Sennert ajoute à ce tableau quelques traits qui le complètent. La prédilection de cet exanthème pour les enfants, le distingue, selon lui, de l’érysipèle qui attaque les adultes. Il signale l’angine concomitante plus ou moins grave, les douleurs arthritiques ou goutteuses qui se déclarent, les hydropisies consécutives, etc. Il n’y a pas moyen de conserver le moindre doute sur l’identité de la maladie qu’il veut dépeindre.
Avec ces éléments, Sennert pouvait composer une espèce morbide bien tranchée; mais comme il hésite encore, de son propre aveu, sur le nom qu’il conviendrait de lui donner, pour la distinguer des autres, il se décide à la rapporter à la rougeole. «_Quo nomine tamen ab aliis discernerem hactenus dubius fui... Malo ergò ad morbillos referre_[428].» Singulière défaite de la part d’un nosologiste dont le tact pratique protestait implicitement contre une pareille confusion!
On voit, par tout ce qui précède, que la place de la nouvelle fièvre éruptive restait vacante, à cette période de son histoire, dans le dictionnaire technique de la pathologie.
Le nom emprunté par Ingrassias à l’idiome populaire, et celui dont la priorité appartient probablement à Baillou, n’avaient pas dépassé le rayon restreint d’une publicité locale. Sennert avait renoncé à en chercher un, comptant sur les progrès de l’observation pour remplir cette lacune volontaire.
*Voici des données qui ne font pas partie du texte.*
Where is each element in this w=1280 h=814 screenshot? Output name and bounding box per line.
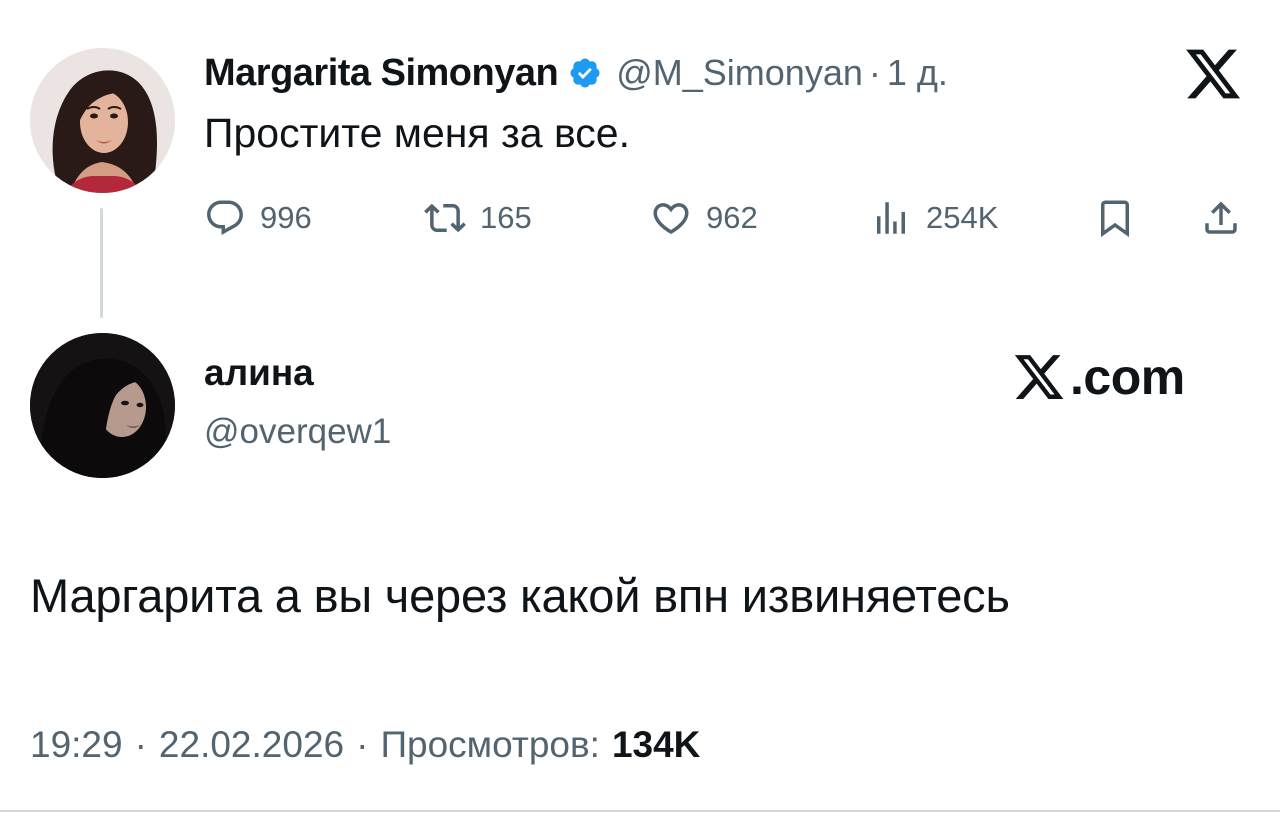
reply-button[interactable]: 996 [204,190,312,246]
reply-icon [207,200,243,235]
meta-separator: · [134,724,147,765]
like-button[interactable]: 962 [650,190,758,246]
author-avatar[interactable] [30,48,175,193]
retweet-icon [424,203,466,233]
retweet-button[interactable]: 165 [424,190,532,246]
verified-badge-icon [568,56,602,90]
author-handle[interactable]: @M_Simonyan [616,52,863,94]
x-logo-icon [1182,44,1244,104]
heart-icon [653,203,689,235]
header-separator: · [868,52,881,93]
reply-date[interactable]: 22.02.2026 [159,724,344,766]
share-icon [1205,201,1237,234]
profile-photo-woman [30,48,175,193]
tweet-text: Простите меня за все. [204,110,630,156]
reply-author-avatar[interactable] [30,333,175,478]
bottom-divider [0,810,1280,812]
retweet-count: 165 [480,200,532,235]
analytics-icon [877,202,905,234]
tweet-header: Margarita Simonyan @M_Simonyan · 1 д. [204,50,948,96]
views-label: Просмотров: [380,724,600,765]
views-count: 254K [926,200,999,235]
tweet-screenshot: Margarita Simonyan @M_Simonyan · 1 д. Пр… [0,0,1280,814]
brand-domain-text: .com [1070,349,1185,405]
meta-separator: · [356,724,369,765]
tweet-actions: 996 165 962 254K [0,190,1280,246]
reply-time[interactable]: 19:29 [30,724,123,766]
profile-photo-dark [30,333,175,478]
bookmark-icon [1101,200,1129,238]
bookmark-button[interactable] [1094,190,1136,246]
reply-views-count[interactable]: 134K [612,724,700,766]
x-com-brand: .com [1010,346,1185,408]
reply-author-display-name[interactable]: алина [204,352,314,394]
views-button[interactable]: 254K [870,190,998,246]
x-brand-logo-icon [1014,355,1064,399]
reply-count: 996 [260,200,312,235]
reply-tweet-meta: 19:29 · 22.02.2026 · Просмотров: 134K [30,724,700,766]
share-button[interactable] [1200,190,1242,246]
reply-author-handle[interactable]: @overqew1 [204,412,391,452]
author-display-name[interactable]: Margarita Simonyan [204,52,559,95]
reply-tweet-text: Маргарита а вы через какой впн извиняете… [30,569,1010,622]
like-count: 962 [706,200,758,235]
tweet-time-ago[interactable]: 1 д. [887,52,948,94]
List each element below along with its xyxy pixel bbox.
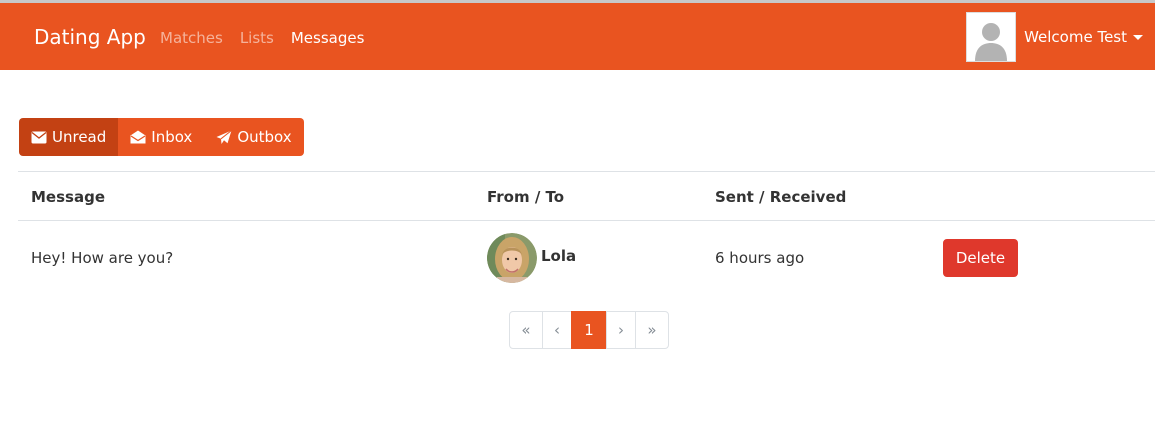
delete-button[interactable]: Delete (943, 239, 1018, 277)
table-row[interactable]: Hey! How are you? Lola 6 hours ago Delet… (18, 221, 1155, 296)
envelope-open-icon (130, 130, 146, 144)
column-header-message: Message (31, 188, 105, 206)
table-header: Message From / To Sent / Received (18, 171, 1155, 221)
welcome-text: Welcome Test (1024, 28, 1127, 46)
tab-unread[interactable]: Unread (19, 118, 119, 156)
tab-unread-label: Unread (52, 128, 107, 146)
user-menu-toggle[interactable]: Welcome Test (966, 12, 1143, 62)
page-next-button[interactable]: › (606, 311, 636, 349)
brand-link[interactable]: Dating App (34, 25, 146, 49)
message-content: Hey! How are you? (31, 249, 174, 267)
nav-link-lists[interactable]: Lists (240, 29, 274, 47)
messages-table: Message From / To Sent / Received Hey! H… (18, 171, 1155, 296)
navbar: Dating App Matches Lists Messages Welcom… (0, 3, 1155, 70)
column-header-sent-received: Sent / Received (715, 188, 847, 206)
sender-name[interactable]: Lola (541, 247, 576, 265)
tab-inbox[interactable]: Inbox (118, 118, 205, 156)
nav-link-messages[interactable]: Messages (291, 29, 365, 47)
chevron-down-icon (1133, 34, 1143, 40)
user-avatar (966, 12, 1017, 62)
page-first-button[interactable]: « (509, 311, 543, 349)
tab-outbox[interactable]: Outbox (204, 118, 304, 156)
page-last-button[interactable]: » (635, 311, 669, 349)
sender-avatar[interactable] (487, 233, 537, 283)
user-placeholder-icon (967, 13, 1016, 61)
pagination: « ‹ 1 › » (509, 311, 669, 349)
sender-photo (487, 233, 537, 283)
nav-link-matches[interactable]: Matches (160, 29, 223, 47)
message-time: 6 hours ago (715, 249, 805, 267)
message-container-tabs: Unread Inbox Outbox (19, 118, 304, 156)
envelope-icon (31, 131, 47, 143)
page-prev-button[interactable]: ‹ (542, 311, 572, 349)
tab-outbox-label: Outbox (237, 128, 292, 146)
tab-inbox-label: Inbox (151, 128, 193, 146)
nav-links: Matches Lists Messages (160, 29, 364, 47)
page-current-button[interactable]: 1 (571, 311, 607, 349)
paper-plane-icon (216, 129, 233, 144)
column-header-from-to: From / To (487, 188, 565, 206)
C’est peut-être Sydenham qui a écrit, pour la première fois ces mots: _febris scarlatina_ (_fièvre scarlatine_, _scarlet fever_)[429]. Par une chance heureuse, cette dénomination a survécu à toutes les autres, non sans avoir subi encore bien des vicissitudes[430].
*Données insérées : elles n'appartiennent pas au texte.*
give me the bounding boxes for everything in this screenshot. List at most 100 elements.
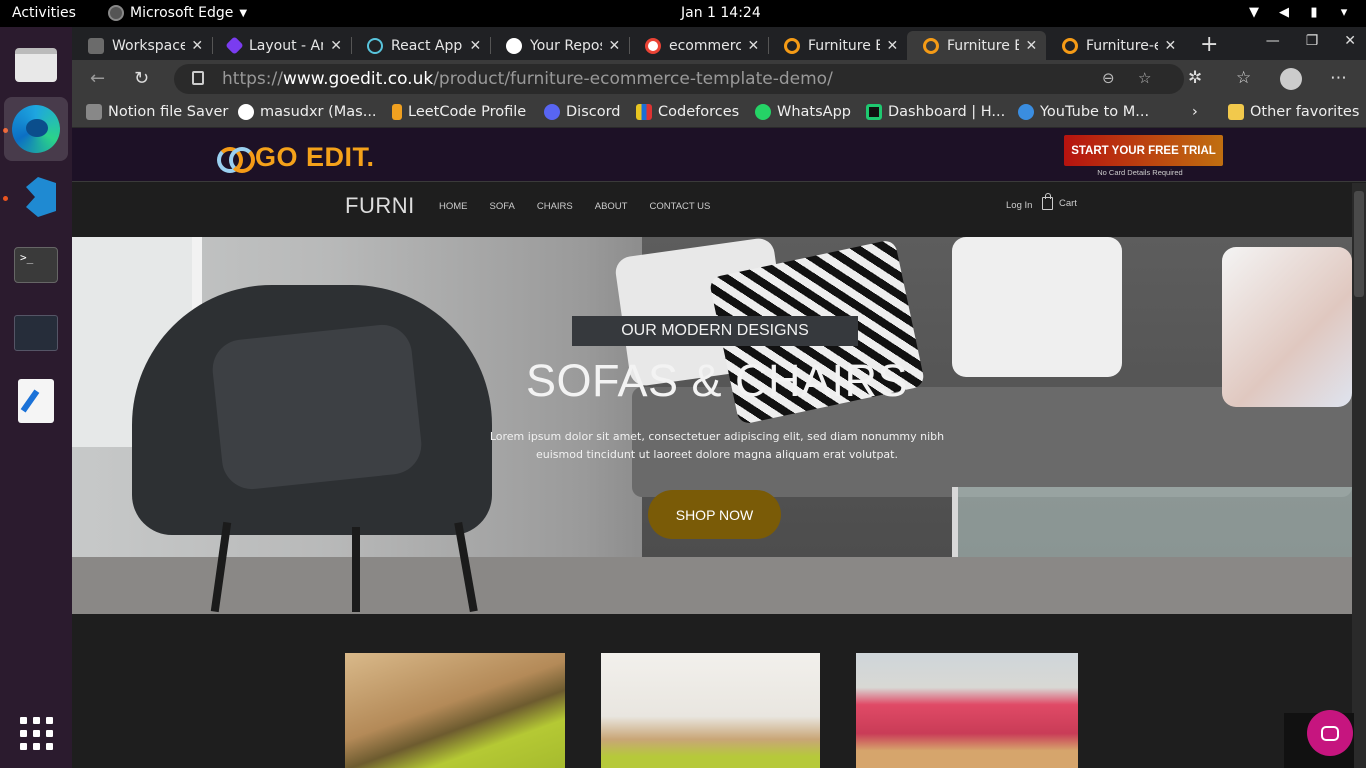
tab-0[interactable]: Workspace ✕ [72, 31, 213, 60]
chevron-right-icon[interactable]: › [1192, 104, 1198, 120]
hero-body: Lorem ipsum dolor sit amet, consectetuer… [489, 430, 945, 461]
scrollbar-thumb[interactable] [1354, 191, 1364, 297]
menu-contact[interactable]: CONTACT US [649, 201, 710, 212]
trial-note: No Card Details Required [1097, 168, 1183, 177]
refresh-icon[interactable]: ↻ [134, 68, 149, 89]
login-link[interactable]: Log In [1006, 200, 1032, 211]
tab-6-active[interactable]: Furniture E ✕ [907, 31, 1046, 60]
dock-files[interactable] [4, 33, 68, 97]
tab-2[interactable]: React App ✕ [351, 31, 491, 60]
bookmark-leetcode[interactable]: LeetCode Profile [392, 104, 526, 120]
menu-sofa[interactable]: SOFA [490, 201, 515, 212]
menu-home[interactable]: HOME [439, 201, 468, 212]
chat-widget-button[interactable] [1307, 710, 1353, 756]
new-tab-button[interactable]: + [1200, 32, 1218, 57]
dock-text-editor[interactable] [4, 369, 68, 433]
back-icon[interactable]: ← [90, 68, 105, 89]
close-tab-icon[interactable]: ✕ [747, 38, 760, 54]
main-menu: HOME SOFA CHAIRS ABOUT CONTACT US [439, 201, 732, 212]
add-favorite-icon[interactable]: ☆ [1138, 69, 1151, 87]
bookmark-discord[interactable]: Discord [544, 104, 621, 120]
close-tab-icon[interactable]: ✕ [191, 38, 204, 54]
wifi-icon[interactable]: ▼ [1246, 5, 1262, 20]
hero-image-floor [72, 557, 1352, 614]
bookmark-dashboard[interactable]: Dashboard | H... [866, 104, 1005, 120]
close-tab-icon[interactable]: ✕ [1164, 38, 1177, 54]
power-menu-icon[interactable]: ▾ [1336, 5, 1352, 20]
chevron-down-icon: ▼ [239, 7, 248, 19]
tab-4[interactable]: ecommerce ✕ [629, 31, 769, 60]
tab-5[interactable]: Furniture E ✕ [768, 31, 907, 60]
more-menu-icon[interactable]: ⋯ [1330, 68, 1347, 88]
menu-about[interactable]: ABOUT [595, 201, 628, 212]
profile-avatar[interactable] [1280, 68, 1302, 90]
close-tab-icon[interactable]: ✕ [329, 38, 343, 54]
tab-label: React App [391, 37, 463, 54]
tab-1[interactable]: Layout - An ✕ [212, 31, 352, 60]
category-card-image[interactable] [856, 653, 1078, 768]
toolbar: ← ↻ https://www.goedit.co.uk/product/fur… [72, 60, 1366, 98]
address-bar[interactable]: https://www.goedit.co.uk/product/furnitu… [174, 64, 1184, 94]
close-window-icon[interactable]: ✕ [1344, 33, 1356, 49]
maximize-icon[interactable]: ❐ [1306, 33, 1319, 49]
close-tab-icon[interactable]: ✕ [469, 38, 482, 54]
dock-edge[interactable] [4, 97, 68, 161]
site-brand[interactable]: FURNI [345, 193, 415, 219]
close-tab-icon[interactable]: ✕ [1025, 38, 1038, 54]
dock: >_ [0, 27, 72, 768]
goedit-logo[interactable]: GO EDIT. [217, 142, 375, 173]
cart-label: Cart [1059, 198, 1077, 209]
activities-button[interactable]: Activities [12, 5, 76, 21]
other-favorites[interactable]: Other favorites [1228, 104, 1359, 120]
lock-icon[interactable] [192, 71, 204, 85]
logo-text: GO EDIT. [255, 142, 375, 172]
tab-label: Furniture-e [1086, 37, 1158, 54]
favorites-icon[interactable]: ☆ [1236, 68, 1251, 88]
tab-7[interactable]: Furniture-e ✕ [1046, 31, 1185, 60]
goedit-icon [1062, 37, 1078, 54]
volume-icon[interactable]: ◀ [1276, 5, 1292, 20]
cart-link[interactable]: Cart [1042, 193, 1077, 210]
show-applications-button[interactable] [4, 701, 68, 765]
clock[interactable]: Jan 1 14:24 [681, 5, 761, 21]
shop-now-button[interactable]: SHOP NOW [648, 490, 781, 539]
dock-system-monitor[interactable] [4, 301, 68, 365]
figma-layout-icon [225, 36, 244, 55]
terminal-icon: >_ [14, 247, 58, 283]
dock-vscode[interactable] [4, 165, 68, 229]
tab-label: Layout - An [249, 37, 324, 54]
goedit-icon [784, 37, 800, 54]
bookmark-youtube-to-mp3[interactable]: YouTube to M... [1018, 104, 1149, 120]
minimize-icon[interactable]: — [1266, 33, 1280, 49]
web-page: GO EDIT. START YOUR FREE TRIAL No Card D… [72, 128, 1366, 768]
goedit-banner: GO EDIT. START YOUR FREE TRIAL No Card D… [72, 128, 1366, 182]
leetcode-icon [392, 104, 402, 120]
app-menu[interactable]: Microsoft Edge ▼ [108, 5, 247, 21]
zoom-icon[interactable]: ⊖ [1102, 69, 1115, 87]
free-trial-button[interactable]: START YOUR FREE TRIAL [1064, 135, 1223, 166]
dock-terminal[interactable]: >_ [4, 233, 68, 297]
category-card-image[interactable] [601, 653, 820, 768]
extensions-icon[interactable]: ✲ [1188, 68, 1202, 88]
system-tray[interactable]: ▼ ◀ ▮ ▾ [1246, 5, 1352, 20]
hero-headline: SOFAS & CHAIRS [525, 355, 909, 406]
bookmark-notion[interactable]: Notion file Saver [86, 104, 228, 120]
goedit-icon [923, 37, 939, 54]
discord-icon [544, 104, 560, 120]
bookmark-whatsapp[interactable]: WhatsApp [755, 104, 851, 120]
tab-3[interactable]: Your Repos ✕ [490, 31, 630, 60]
menu-chairs[interactable]: CHAIRS [537, 201, 573, 212]
tab-label: Your Repos [530, 37, 602, 54]
category-card-image[interactable] [345, 653, 565, 768]
bookmark-codeforces[interactable]: Codeforces [636, 104, 739, 120]
shopping-bag-icon [1042, 193, 1053, 210]
codeforces-icon [636, 104, 652, 120]
system-monitor-icon [14, 315, 58, 351]
battery-icon[interactable]: ▮ [1306, 5, 1322, 20]
bookmarks-bar: Notion file Saver masudxr (Mas... LeetCo… [72, 98, 1366, 128]
bookmark-github[interactable]: masudxr (Mas... [238, 104, 377, 120]
url-text[interactable]: https://www.goedit.co.uk/product/furnitu… [222, 69, 833, 89]
close-tab-icon[interactable]: ✕ [608, 38, 621, 54]
files-icon [15, 48, 57, 82]
close-tab-icon[interactable]: ✕ [886, 38, 899, 54]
L’Hippocrate anglais, qui n’a pas d’égal comme historien de la rougeole et de la petite vérole, se trouvait en présence d’une autre fièvre du même ordre, sur laquelle la science n’était pas aussi bien renseignée; mais il n’hésite pas à la poser comme une espèce à part, qu’il distingue formellement de la rougeole.
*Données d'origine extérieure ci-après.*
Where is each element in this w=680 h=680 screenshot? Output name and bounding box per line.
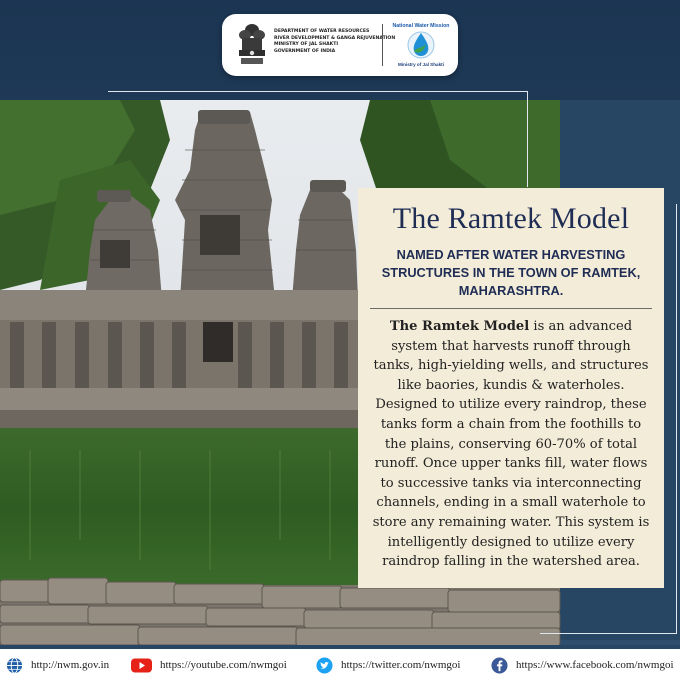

«Les individus qui en sont atteints, ont d’abord un frisson et un tremblement comme dans les autres fièvres, mais ils ne se sentent pas bien malades. Plus tard, la peau se couvre dans toute son étendue, de petites taches rouges, plus nombreuses, plus larges, plus vivement colorées et moins uniformes que celles de la rougeole. Ces taches persistent deux ou trois jours, après lesquels elles s’effacent, et la chute de la cuticule sous-jacente laisse des espèces d’écailles furfuracées, semblables à de la farine répandue sur le corps, revenant et disparaissant deux ou trois fois.»
L’affection que Sydenham vient de décrire, devait être peu commune et peu grave de son temps, dans les lieux où il exerçait son art. Elle lui paraît mériter à peine le nom de maladie («_hoc morbi nomen, vix enim altius assurgit_»), et sa bénignité naturelle ne réclame qu’un traitement des plus simples.
«Comme cette fièvre ne me semble être autre chose qu’une médiocre effervescence du sang provoquée par la chaleur de l’été, je n’y fais rien du tout, et j’abandonne à la nature, le soin de dépurer le sang et d’évacuer l’humeur morbifique par les émonctoires cutanés.»